Episodic semi-gradient SARSA for on-policy control

Zhihan Yang, September 2 2020

In [1]:
%load_ext autoreload
%autoreload 2

Imports

Back to TOC

In [2]:
import json

import numpy as np
import matplotlib.pyplot as plt
import gym

from tqdm.notebook import tqdm

import sys
sys.path.append('../../modules')

import matplotlib.pyplot as plt
from mpl_toolkits.mplot3d import Axes3D
import mpl_toolkits.mplot3d.art3d as art3d

from scipy.signal import savgol_filter

# for video display
import io
import base64
from IPython.display import HTML
from gym import wrappers

Algorithm

Back to TOC

The algorithm below will be implemented in this article. It is basically SARSA adapated to function approximation of the action value function. For the motivation of SARSA and Q-learning, please check out a previous post of mine. For the derivation of the update rule, please check out the section 9.3 Stochastic Gradient and Semi-gradient Methods of Sutton & Barto RL Book.

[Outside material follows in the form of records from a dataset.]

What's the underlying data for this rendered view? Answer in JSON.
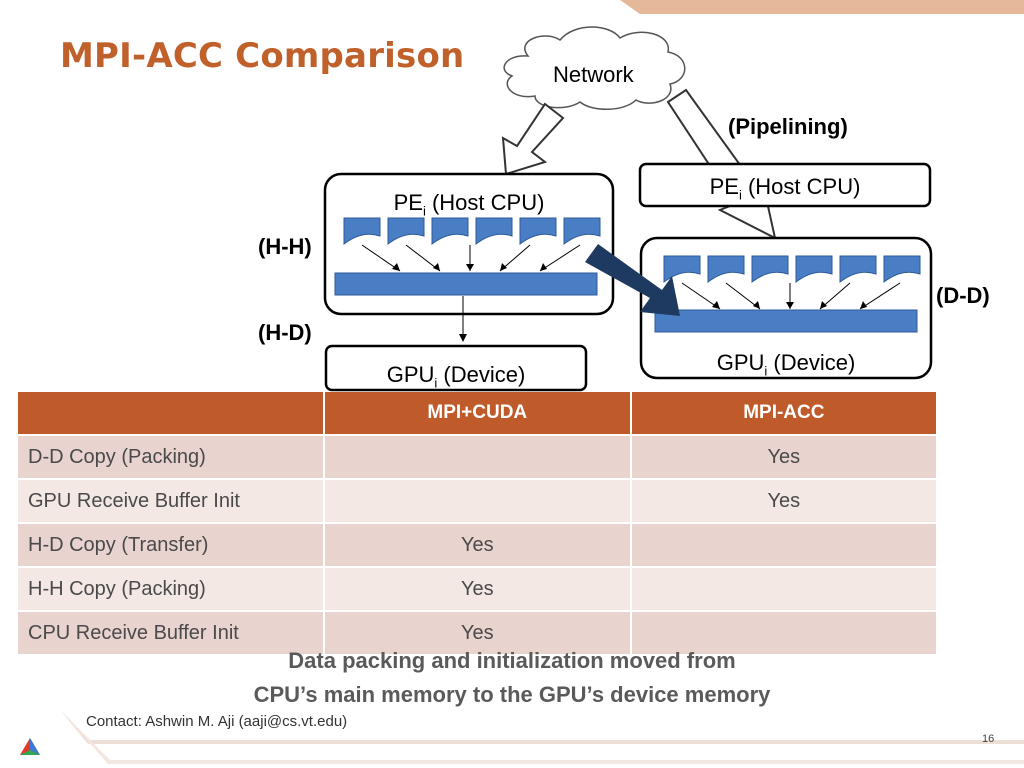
{
  "slide": {
    "title": "MPI-ACC Comparison",
    "page_number": "16",
    "contact": "Contact: Ashwin M. Aji (aaji@cs.vt.edu)"
  },
  "diagram": {
    "network_label": "Network",
    "pipelining_label": "(Pipelining)",
    "hh_label": "(H-H)",
    "hd_label": "(H-D)",
    "dd_label": "(D-D)",
    "left_host": {
      "prefix": "PE",
      "sub": "i",
      "suffix": " (Host CPU)"
    },
    "left_device": {
      "prefix": "GPU",
      "sub": "i",
      "suffix": " (Device)"
    },
    "right_host": {
      "prefix": "PE",
      "sub": "i",
      "suffix": " (Host CPU)"
    },
    "right_device": {
      "prefix": "GPU",
      "sub": "i",
      "suffix": " (Device)"
    }
  },
  "table": {
    "headers": [
      "",
      "MPI+CUDA",
      "MPI-ACC"
    ],
    "rows": [
      {
        "label": "D-D Copy (Packing)",
        "mpi_cuda": "",
        "mpi_acc": "Yes"
      },
      {
        "label": "GPU Receive Buffer Init",
        "mpi_cuda": "",
        "mpi_acc": "Yes"
      },
      {
        "label": "H-D Copy (Transfer)",
        "mpi_cuda": "Yes",
        "mpi_acc": ""
      },
      {
        "label": "H-H Copy (Packing)",
        "mpi_cuda": "Yes",
        "mpi_acc": ""
      },
      {
        "label": "CPU Receive Buffer Init",
        "mpi_cuda": "Yes",
        "mpi_acc": ""
      }
    ]
  },
  "caption": {
    "line1": "Data packing and initialization moved from",
    "line2": "CPU’s main memory to the GPU’s device memory"
  },
  "colors": {
    "accent": "#bf5a2a",
    "block_blue": "#4a7ec4",
    "arrow_navy": "#1f3a60"
  }
}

Implement important classes

Back to TOC

Tile coding

Back to TOC

Tile coding is a method for constructing discrete features from continuous state spaces. Compared to the naive grid-based approach (converting a continuous state space into a discrete space of non-overlapping grid cells), tile coding allows for generalization and therefore faster learning.

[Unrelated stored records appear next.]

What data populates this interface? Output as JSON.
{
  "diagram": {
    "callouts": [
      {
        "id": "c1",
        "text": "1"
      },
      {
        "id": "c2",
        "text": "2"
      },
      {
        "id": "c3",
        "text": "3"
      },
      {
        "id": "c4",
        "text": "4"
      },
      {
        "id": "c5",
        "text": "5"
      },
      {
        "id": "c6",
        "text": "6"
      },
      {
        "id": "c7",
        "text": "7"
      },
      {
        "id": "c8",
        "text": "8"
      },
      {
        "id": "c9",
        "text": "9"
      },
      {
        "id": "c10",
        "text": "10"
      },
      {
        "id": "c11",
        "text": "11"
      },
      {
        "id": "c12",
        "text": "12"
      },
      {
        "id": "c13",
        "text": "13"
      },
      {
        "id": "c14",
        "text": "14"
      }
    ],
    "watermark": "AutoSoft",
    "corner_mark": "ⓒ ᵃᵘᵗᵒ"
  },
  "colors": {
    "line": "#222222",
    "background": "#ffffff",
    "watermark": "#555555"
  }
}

For instance, suppose we have the following 2D continuous state space (the square with bold borders). Then tile coding works as follows:

where each tiling is a mesh of tiles.

If we are using a linear model with no interaction, then the weights corresponding to exactly these 3 tiles will be updated. This enables local generation because each tile contains a subset of points (not just one) in the state space. In practice, tilings are offsetted asymmetrically because doing so results in spherical generalization, while symmetric tiling results in diagonal generalizations (see the figure below copied from the book). In this implementation, I used random offsets to make things easier.

Reference: Sutton & Barto RL Book (Page 219)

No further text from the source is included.